Étymologiquement, carrière est un dérivé du terme carrus, qui signifie « fourgon, char ». La métonymie « carrière » désigne quant à elle le chemin emprunté par les susmentionnés chars. Ce n’est que plus tard que l’on a repris cette image pour l’appliquer à la vie professionnelle. Pour les générations précédentes, ce chemin s’apparentait à une autoroute sur laquelle on pouvait rouler à pleine vitesse une fois le ticket d’entrée décroché. La qualité du véhicule – et donc des chevaux sous le capot – était définie par le diplôme. Mais aujourd’hui, le contexte dans lequel nous sommes a transformé cette autoroute en nationale au revêtement plus incertain. Désormais sinueuse et bien souvent semée d’embûches, l’aurige doit faire preuve d’anticipation, d’adaptabilité et de résilience pour mener sa voiture à bon port et ce tout au long de sa vie professionnelle.
 
Dans « le monde d’avant », la vie professionnelle était pensée de manière linéaire. L’orientation était donc un sujet relativement « simple ». On pouvait se tourner vers notre entourage direct et celui-ci, par son partage d’expérience dans un contexte presque similaire pouvait nous conseiller sur notre développement futur – notamment en termes de formations à suivre et diplômes à obtenir.
 

apprendre à passer entre les flotteurs

« Je trouve que l'on doit choisir de manière beaucoup trop précoce notre orientation. Nous ne nous connaissons pas vraiment, et nous allons beaucoup changer. Nous ne sommes même pas adulte mais pourtant, on doit déjà choisir et se spécialiser dans un secteur » Lycéenne en 2nde GT, Baromètre de l'orientation Impala (2022)
De même, le système éducatif a connu de nombreuses évolution au fil des siècles pour répondre aux besoins de main d’œuvre. Ainsi, les premières grandes écoles visaient à former les futur·es officier·es de la fonction publique et coïncident avec les premiers balbutiements de la méritocratie française – notamment avec l’apparition des notes (Rigaut, 2022). Puis, son rôle a évolué. Au début du XXème, à l’époque du fordisme florissant, l’objectif de l’école était de former d’une part des ouvrier·es efficaces et des cadres rompu·es à l’exercice de management « classique ». Et, avec la massification progressive de l’éducation et l’évolution de l’économie d’après guerre, dans les années soixante-dix, l’école avait pour objectif d’uniformiser les connaissances et préparer chacun·e à entrer dans une vie professionnelle unique.
En parallèle de cette évolution éducative, le métier de conseiller·e d’orientation a beaucoup changé au fil du temps. Autrefois simple créateur·rice de ponts entre les notes d’un·e élève et des filières (menant à un métier en particulier), iels endossent un rôle de plus en plus complexe au fil des années. De fait, aux États-Unis plus de la moitié des étudiant·es travaillent dans un domaine différent de leur champ d’études (P. Cachero, 2022). Cela montre bien qu’il devient de plus en plus difficile d’associer une formation à une trajectoire professionnelle définie.

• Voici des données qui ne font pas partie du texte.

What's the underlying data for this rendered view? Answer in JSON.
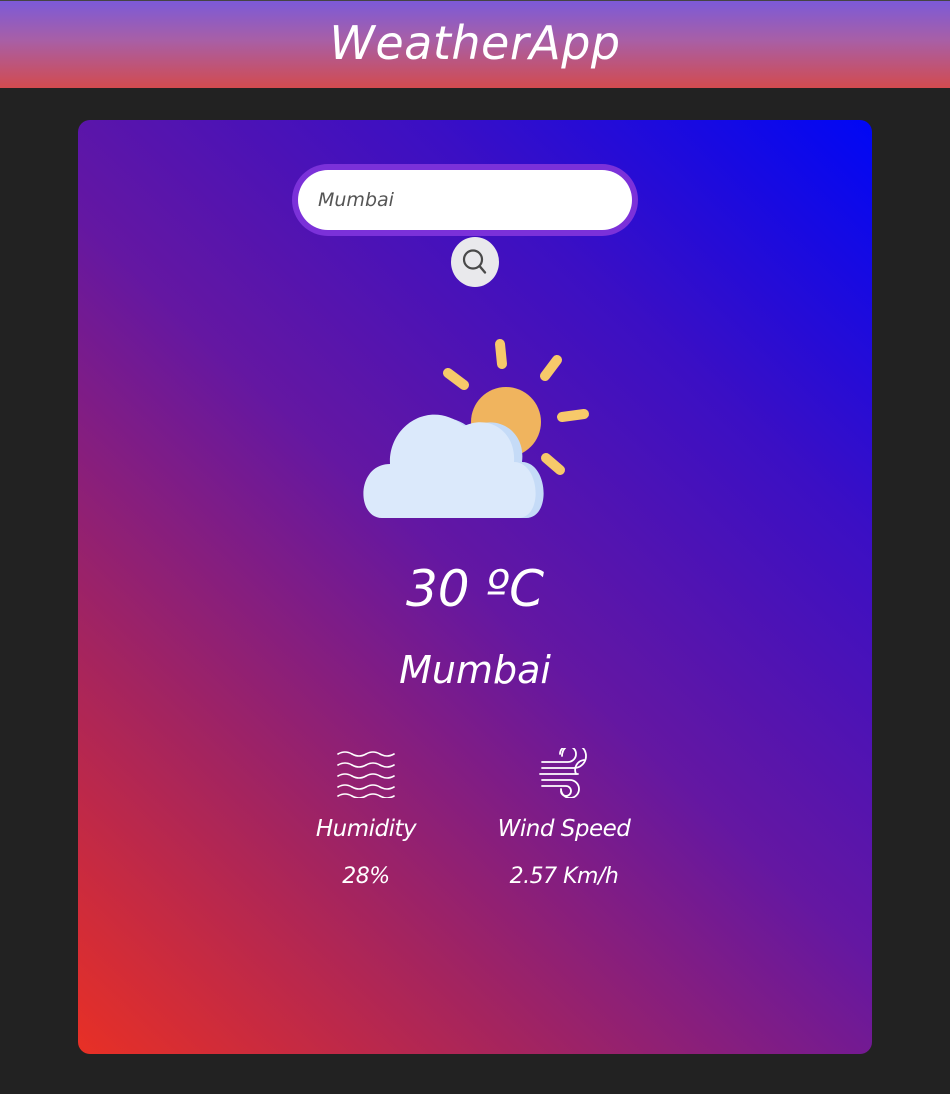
{
  "app": {
    "title": "WeatherApp"
  },
  "search": {
    "value": "",
    "placeholder": "Mumbai",
    "button_icon": "search-icon"
  },
  "weather": {
    "icon": "partly-cloudy-icon",
    "temperature": "30 ºC",
    "city": "Mumbai"
  },
  "stats": {
    "humidity": {
      "icon": "humidity-waves-icon",
      "label": "Humidity",
      "value": "28%"
    },
    "wind": {
      "icon": "wind-icon",
      "label": "Wind Speed",
      "value": "2.57 Km/h"
    }
  },
  "colors": {
    "background": "#222222",
    "header_top": "#7c5ad8",
    "header_bottom": "#d24b4f",
    "card_gradient_start": "#0007f5",
    "card_gradient_end": "#e83025",
    "search_ring": "#7b31d9",
    "sun": "#f0b45e",
    "sun_rays": "#f7c96a",
    "cloud": "#dbe9fb"
  }
}
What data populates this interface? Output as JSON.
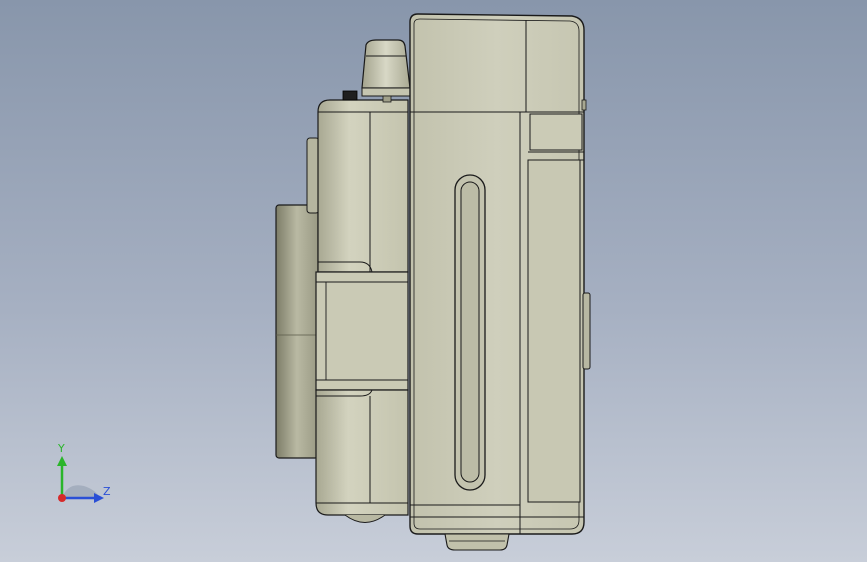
{
  "viewport": {
    "background_top": "#8896ab",
    "background_bottom": "#c8ced9"
  },
  "model": {
    "body_color": "#c9c9b4",
    "edge_color": "#1a1a1a",
    "shade_color": "#8c8c76"
  },
  "triad": {
    "y_label": "Y",
    "z_label": "Z",
    "y_color": "#2ab52a",
    "z_color": "#2a4fd6",
    "x_color": "#d62a2a"
  }
}
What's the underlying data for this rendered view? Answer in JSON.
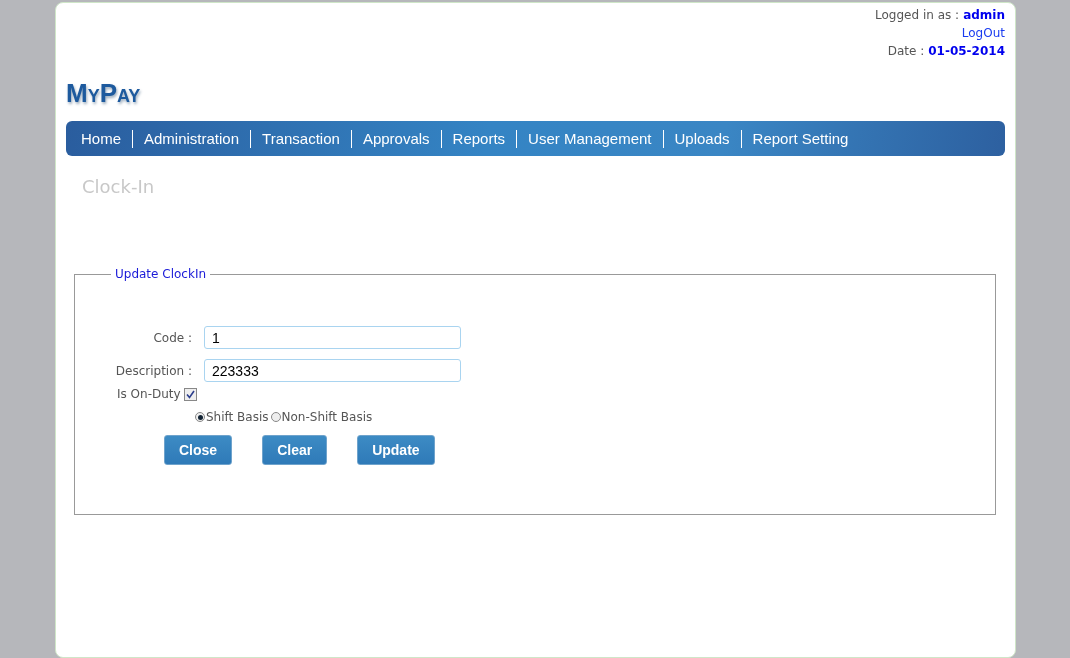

Dans ce cas, les actions des conseiller·es d’orientation, comme celle des acteur·rices historiques du domaine (l’étudiant, l’onisep, etc.) la réflexion portée uniquement sur un match compétences/notes/métier ne suffit plus.
Au cours des années 1960, un des défis éducatifs principaux est d'arriver à mieux adapter l’école à l’emploi. Le rôle des orientateur·rices devient donc à la fois celui d'identifier les savoir-faires chez les élèves pour les faire correspondre à des filières (via les notes), mais aussi à des savoirs-êtres nécessaires à la bonne insertion dans le grand bain professionnel (Lehrner, 2020).

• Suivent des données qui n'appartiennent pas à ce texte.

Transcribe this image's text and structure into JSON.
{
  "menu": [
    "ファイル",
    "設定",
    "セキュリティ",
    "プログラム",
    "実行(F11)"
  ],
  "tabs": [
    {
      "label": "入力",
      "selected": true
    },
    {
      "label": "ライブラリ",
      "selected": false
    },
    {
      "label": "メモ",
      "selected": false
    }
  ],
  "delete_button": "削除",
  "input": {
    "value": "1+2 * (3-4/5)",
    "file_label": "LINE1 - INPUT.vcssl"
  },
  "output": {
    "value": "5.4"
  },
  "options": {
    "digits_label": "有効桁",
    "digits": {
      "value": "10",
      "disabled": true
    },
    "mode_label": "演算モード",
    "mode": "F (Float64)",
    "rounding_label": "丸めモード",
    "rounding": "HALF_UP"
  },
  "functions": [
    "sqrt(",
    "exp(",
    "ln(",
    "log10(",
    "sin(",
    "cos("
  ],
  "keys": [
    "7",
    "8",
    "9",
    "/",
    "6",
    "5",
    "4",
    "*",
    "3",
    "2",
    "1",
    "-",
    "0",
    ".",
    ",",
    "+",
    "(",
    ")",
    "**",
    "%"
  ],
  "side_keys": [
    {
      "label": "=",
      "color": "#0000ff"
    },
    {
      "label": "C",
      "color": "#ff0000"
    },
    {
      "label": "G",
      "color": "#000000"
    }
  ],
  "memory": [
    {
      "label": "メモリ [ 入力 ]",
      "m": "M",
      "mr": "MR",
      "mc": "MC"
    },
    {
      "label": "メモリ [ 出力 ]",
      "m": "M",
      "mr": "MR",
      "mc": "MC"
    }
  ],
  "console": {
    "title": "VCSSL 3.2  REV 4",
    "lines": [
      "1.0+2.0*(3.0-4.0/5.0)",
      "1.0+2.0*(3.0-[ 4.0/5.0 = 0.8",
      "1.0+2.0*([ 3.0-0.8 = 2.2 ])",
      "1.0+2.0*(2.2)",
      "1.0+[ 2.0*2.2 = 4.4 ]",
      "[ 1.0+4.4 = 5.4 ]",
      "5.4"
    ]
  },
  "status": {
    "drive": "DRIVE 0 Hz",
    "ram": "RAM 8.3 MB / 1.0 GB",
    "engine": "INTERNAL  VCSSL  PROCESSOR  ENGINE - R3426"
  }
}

« Un décret du 7 juillet 1971 attribue aux personnels d’orientation la mission « d’organiser l’information et l’orientation des élèves dans un processus éducatif d’orientation continue de façon à favoriser leur adaptation à la vie scolaire, de les guider vers l’enseignement le plus conforme à leurs aptitudes, de contribuer à l’épanouissement de leur personnalité et de les aider à choisir leur voie dans la vie active, en harmonie avec les besoins du pays et les perspectives du progrès économique et social » (Caroff, 1987) »
À la lecture de tels rapports, on constate que les évolutions de la sphère éducative sont « réactives » au sens où celles-ci interviennent après un changement structurel…. dans nos modes d'actions ou besoins professionnels.

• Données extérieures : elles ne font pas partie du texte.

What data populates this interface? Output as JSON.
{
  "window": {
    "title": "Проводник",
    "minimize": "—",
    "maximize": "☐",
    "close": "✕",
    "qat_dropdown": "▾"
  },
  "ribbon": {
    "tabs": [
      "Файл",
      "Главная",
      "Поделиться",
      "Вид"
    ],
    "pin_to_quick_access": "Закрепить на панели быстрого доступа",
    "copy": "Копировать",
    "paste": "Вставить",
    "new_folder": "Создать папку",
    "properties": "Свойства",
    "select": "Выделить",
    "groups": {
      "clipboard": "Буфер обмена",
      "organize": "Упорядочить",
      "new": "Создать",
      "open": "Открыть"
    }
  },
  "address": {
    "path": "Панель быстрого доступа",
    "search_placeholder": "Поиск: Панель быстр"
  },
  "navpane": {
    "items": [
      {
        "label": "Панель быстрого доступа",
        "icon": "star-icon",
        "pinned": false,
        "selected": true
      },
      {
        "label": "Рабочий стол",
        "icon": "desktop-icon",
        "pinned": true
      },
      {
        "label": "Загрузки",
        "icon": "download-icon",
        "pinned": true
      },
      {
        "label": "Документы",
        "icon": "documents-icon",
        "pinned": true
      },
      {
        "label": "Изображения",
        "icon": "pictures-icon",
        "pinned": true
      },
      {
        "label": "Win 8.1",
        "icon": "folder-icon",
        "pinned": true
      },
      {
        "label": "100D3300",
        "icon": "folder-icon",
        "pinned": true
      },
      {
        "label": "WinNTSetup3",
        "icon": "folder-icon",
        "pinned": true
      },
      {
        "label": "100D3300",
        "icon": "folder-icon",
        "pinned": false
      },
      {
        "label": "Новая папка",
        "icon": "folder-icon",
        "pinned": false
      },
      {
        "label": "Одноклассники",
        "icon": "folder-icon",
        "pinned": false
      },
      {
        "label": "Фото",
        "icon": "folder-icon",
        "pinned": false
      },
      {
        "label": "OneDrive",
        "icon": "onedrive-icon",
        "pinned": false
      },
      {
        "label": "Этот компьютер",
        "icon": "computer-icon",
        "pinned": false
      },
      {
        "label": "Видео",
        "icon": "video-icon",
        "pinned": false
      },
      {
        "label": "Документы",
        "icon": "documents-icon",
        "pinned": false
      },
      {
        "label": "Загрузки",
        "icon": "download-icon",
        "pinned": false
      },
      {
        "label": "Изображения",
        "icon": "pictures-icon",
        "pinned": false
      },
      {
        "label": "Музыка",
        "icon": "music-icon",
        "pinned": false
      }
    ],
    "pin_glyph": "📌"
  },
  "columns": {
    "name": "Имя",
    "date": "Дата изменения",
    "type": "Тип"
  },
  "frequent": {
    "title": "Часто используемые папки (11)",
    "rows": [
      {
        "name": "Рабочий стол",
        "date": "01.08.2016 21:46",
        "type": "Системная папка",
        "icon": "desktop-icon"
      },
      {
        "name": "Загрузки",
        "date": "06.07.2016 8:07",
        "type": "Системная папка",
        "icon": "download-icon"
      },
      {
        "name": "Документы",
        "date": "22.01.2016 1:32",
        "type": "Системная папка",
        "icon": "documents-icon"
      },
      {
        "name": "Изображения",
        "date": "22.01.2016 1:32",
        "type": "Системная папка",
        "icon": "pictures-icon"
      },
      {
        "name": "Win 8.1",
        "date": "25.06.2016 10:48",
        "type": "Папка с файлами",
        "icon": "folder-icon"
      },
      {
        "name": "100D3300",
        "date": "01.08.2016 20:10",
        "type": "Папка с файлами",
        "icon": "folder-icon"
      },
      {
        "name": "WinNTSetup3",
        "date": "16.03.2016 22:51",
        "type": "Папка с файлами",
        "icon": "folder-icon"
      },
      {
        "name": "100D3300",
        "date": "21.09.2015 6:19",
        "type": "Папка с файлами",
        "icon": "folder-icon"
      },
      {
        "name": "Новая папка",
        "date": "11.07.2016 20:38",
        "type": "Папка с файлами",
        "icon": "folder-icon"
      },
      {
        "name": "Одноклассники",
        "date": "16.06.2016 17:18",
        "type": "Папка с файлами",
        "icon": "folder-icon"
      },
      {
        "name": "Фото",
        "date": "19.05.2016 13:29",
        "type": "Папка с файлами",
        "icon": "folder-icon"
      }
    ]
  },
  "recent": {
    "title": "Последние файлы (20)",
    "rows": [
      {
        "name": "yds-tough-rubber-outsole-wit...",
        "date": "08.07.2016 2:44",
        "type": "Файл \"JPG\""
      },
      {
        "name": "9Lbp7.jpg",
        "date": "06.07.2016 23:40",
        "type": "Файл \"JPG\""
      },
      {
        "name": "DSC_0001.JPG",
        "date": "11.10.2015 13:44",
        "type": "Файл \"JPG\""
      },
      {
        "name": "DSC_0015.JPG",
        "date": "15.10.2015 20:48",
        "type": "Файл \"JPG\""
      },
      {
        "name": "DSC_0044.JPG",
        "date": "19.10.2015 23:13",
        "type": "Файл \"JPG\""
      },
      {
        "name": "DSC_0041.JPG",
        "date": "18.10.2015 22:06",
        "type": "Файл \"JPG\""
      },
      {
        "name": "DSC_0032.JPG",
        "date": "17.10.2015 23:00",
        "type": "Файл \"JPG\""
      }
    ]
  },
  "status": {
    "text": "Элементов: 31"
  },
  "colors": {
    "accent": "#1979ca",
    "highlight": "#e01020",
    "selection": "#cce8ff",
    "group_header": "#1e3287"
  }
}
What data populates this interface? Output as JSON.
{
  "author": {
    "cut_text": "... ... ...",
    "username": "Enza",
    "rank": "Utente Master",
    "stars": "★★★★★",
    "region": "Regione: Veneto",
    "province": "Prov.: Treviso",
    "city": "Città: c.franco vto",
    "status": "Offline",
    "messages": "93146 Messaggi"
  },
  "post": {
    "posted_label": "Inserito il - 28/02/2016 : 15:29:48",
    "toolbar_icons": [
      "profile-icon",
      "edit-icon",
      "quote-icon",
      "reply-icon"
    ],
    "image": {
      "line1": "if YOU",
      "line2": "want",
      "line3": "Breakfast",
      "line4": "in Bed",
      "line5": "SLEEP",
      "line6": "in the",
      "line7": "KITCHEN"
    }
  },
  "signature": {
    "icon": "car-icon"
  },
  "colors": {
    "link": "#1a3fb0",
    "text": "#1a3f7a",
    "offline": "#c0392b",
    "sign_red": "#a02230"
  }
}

« L'enseignement doit être résolument retardataire » Alain (Propos sur l’education, 1967)
Pourtant, au vu des enjeux auxquel nous faisons face aujourd'hui, il semble essentiel de changer ce paradigme et adopter une approche éducative proactive.
Car quel que soit le futur vers lequel notre société nage, de nouveaux besoins pédagogiques émergent.
Voici quelques chiffres pour se projeter. Ceux-ci ont été tirés de l'étude Impala réalisée auprès de 30 000 personnes en 2022 : 7% des étudiant·es interrogé·es se sentent totalement perdu·es dans leur orientation. 76% ne savent pas (encore) ce qu'iels veulent faire et considèrent rencontrer au moins un problème dans leur orientation. Enfin, seuls 24% des élèves répondant·es savent ce qu'iels veulent faire estiment être serein·e quant à leur future orientation
Concernant l'accompagnement effectif prodigué en établissements, les chiffres sont tout aussi parlants. 72% des élèves, 77% des enseignant·es et 61% des parents interrogé·es trouvent que l’éducation nationale ne prodigue pas d'accompagnement suffisant en termes d'orientation.
 
 
« L'enseignement doit être résolument retardataire. Non pas rétrograde, tout au contraire. C'est pour marcher dans le sens direct qu'il prend du recul ; car, si l'on ne se place point dans le moment dépassé, comment le dépasser ? » (Alain, 1967)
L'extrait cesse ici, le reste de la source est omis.